Le maire s'était désintéressé du dialogue pour se pencher sur le plan étalé sur la table. Il demanda, désignant du doigt le large trait violet :

- C'est ça, le tracé de la nouvelle voie?

- Exactement, répondit le topographe.

- Et ces petits carrés?

- Les habitations situées sur le trajet.

- Et alors?

- Elles doivent être rasées.

- Pardon?

- Bien entendu, l'Administration indemnisera équitablement leurs occupants.

- Ces maisons ressemblent àdes masures. Il ne faut pas vous y tromper. Elles ont coûté quelque argent, bien plus de peine, mais chacune d'entre elles abrite un monde d'amour et d'affection. Leur prix est inestimable.

- Nous avons des comptables qui savent tout estimer.

- Et ce petit cercle, que représente-t-il? questionna encore le maire.

- C'est le petit édifice blanc qui se trouve à l'entrée du village.

- Lui aussi se trouve sur la voie?

- Oui.

- Lui aussi doit être rasé?

- Oui.

- Stop.

Le maire, horrifié, recula d'un pas, main levée, tandis que ses adjoints entamaient aussitôt la lecture du verset coranique approprié.
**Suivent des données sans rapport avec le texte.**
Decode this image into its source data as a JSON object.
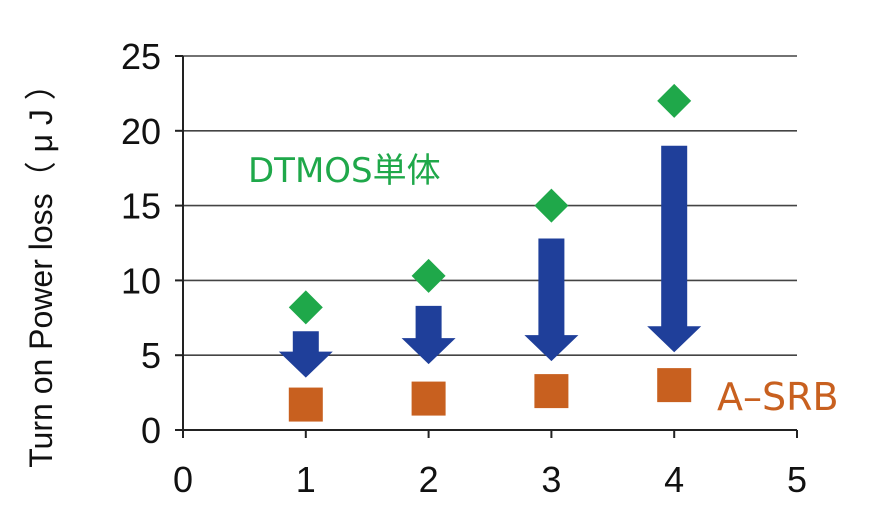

La rumeur se répandit dans tout le village et la population entra en émoi lorsqu'elle apprit qu'on projetait de mettre bas le mausolée de Sidi Daoud, saint protecteur du lieu. Certains excités se dépêchèrent de ressortir les vieux fusils avec lesquels ils avaient guerroyé contre le colonisateur. Le topographe tenta de les raisonner. Rien n'y fit.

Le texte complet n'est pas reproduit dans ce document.